Court documents showed that the jury found for Blum on one breach of contract claim, and in favor of the medical group on a second breach of contract claim and on a claim of intentional interference with prospective advantage.
Presiding juror Catherine Naghdi, of San Jose, told the Post that three of the jury’s 12 members had voted to not award Blum any damages.

Blum was hired as a shareholder-track doctor in the neurology department in 2009. In 2012, she was elected to be a shareholder, but a dispute soon unfolded that would lead to her leave the company.

Blum claimed in the suit that the medical group prioritized productivity and profits over patient care, including by promoting the prescription of generic drugs to maximize profits for the practice, discouraging the referral of patients to doctors outside of Sutter Health and ending the distribution of sample medication.

 



 

She claimed she was forced out of the practice and threatened with retaliation if she sued or spoke to the media about her situation.

The medical group characterized Blum as a doctor who “joined a medical group, but then discovered that she did not want to work in a group practice with other doctors as part of a team.”
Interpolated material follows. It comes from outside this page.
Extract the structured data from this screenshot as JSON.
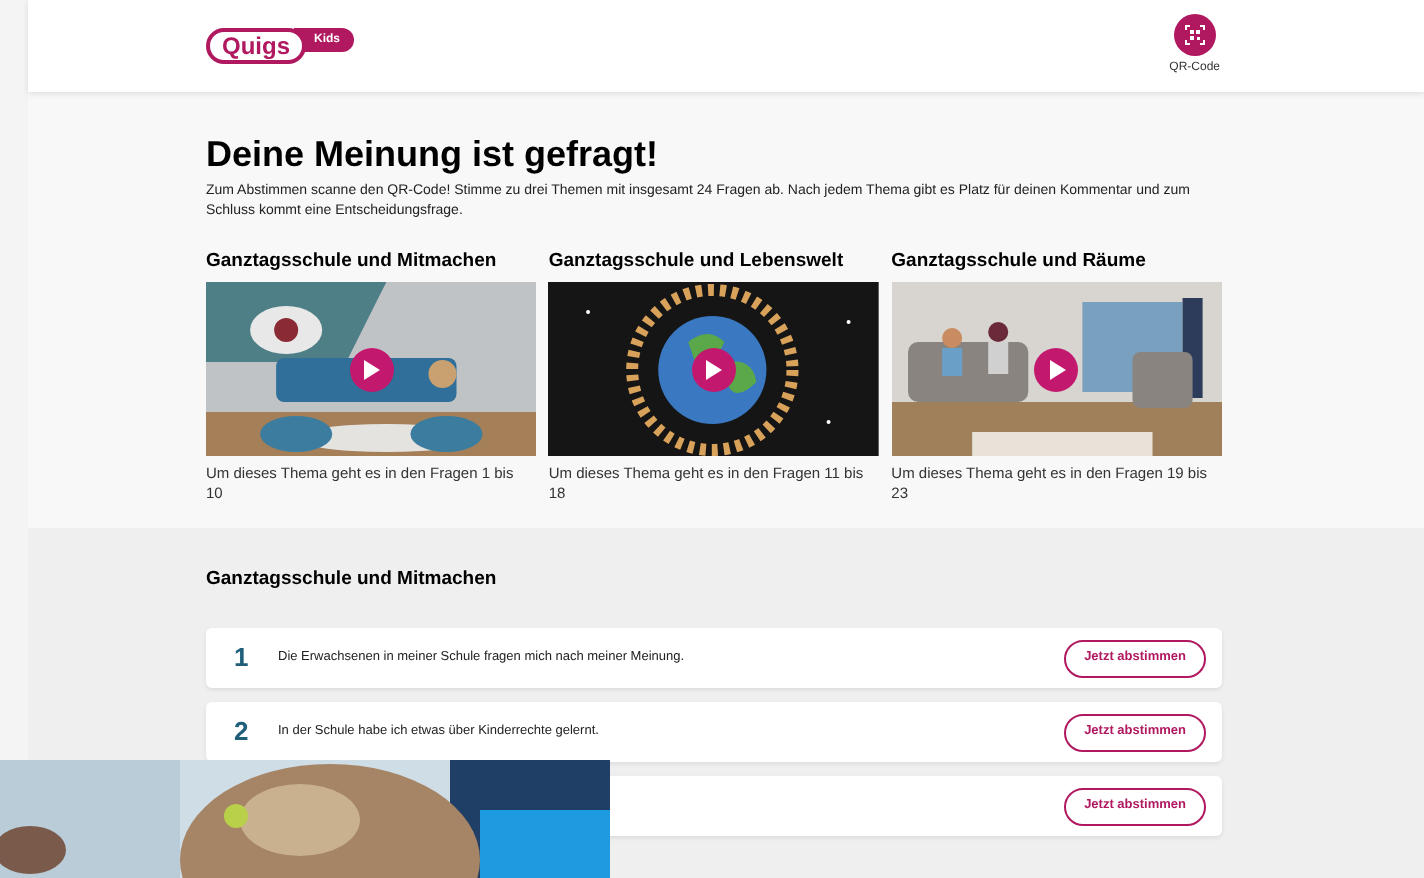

They claimed Blum left of her own accord because she was unhappy about her schedule and the medical group’s salary system, in which newer shareholder doctors’ salaries are scaled up to their full amount over three years.

5 Comments

  1. PAMF is a horrible organization that puts profits over patient care. I am a physician at PAMF and I go to Kaiser for the care of myself and my family.
    I am sorry to hear that the organization is going after Dr Blum for legal fees. That is an intimidation tactic to prevent others from speaking up for patients’ interests.

    • Everything changed as Sutter became more involved. Good for Dr. Blum for speaking out. Shame on them for asking for legal fees.

  2. I work at the clinic and the bosses, coordinators, supervisors, H.R., Patient Relations, Billing have big egos and don’t abide to their ads “PAMF Cares” and “Sutter Plus You.” It should be “PAMF Cares About Patients’ Money” or “PAMF Plus Patients’ Money.” It is not good to hear doctors are shareholders; that is conflict of interest. Many people I know stopped going to Sutter all together, and I don’t blame them.

  3. I am a former PAMF physician. I also was forced to leave as well because I relentlessly questioned the administrative policies that put profits before people and treated the doctors like cogs in their medical machinery. The working conditions became absurd. I worked with then for 25 years but eventually they wore me down. My patients are the ones who suffer in this scenario.

  4. I was in that courtroom watching the proceedings and it was painful to see how much relevant information was being suppressed by Sutter and PAMF’s attorneys. The jury should’ve had an opportunity to weigh in on more of the consequential claims. Nevertheless, Dr. Blum won the case and yet she owe’s Sutter and PAMF 1.4 million in legal fees? Not only is that morally despicable but it only furthers their persona is a massive corporate bully.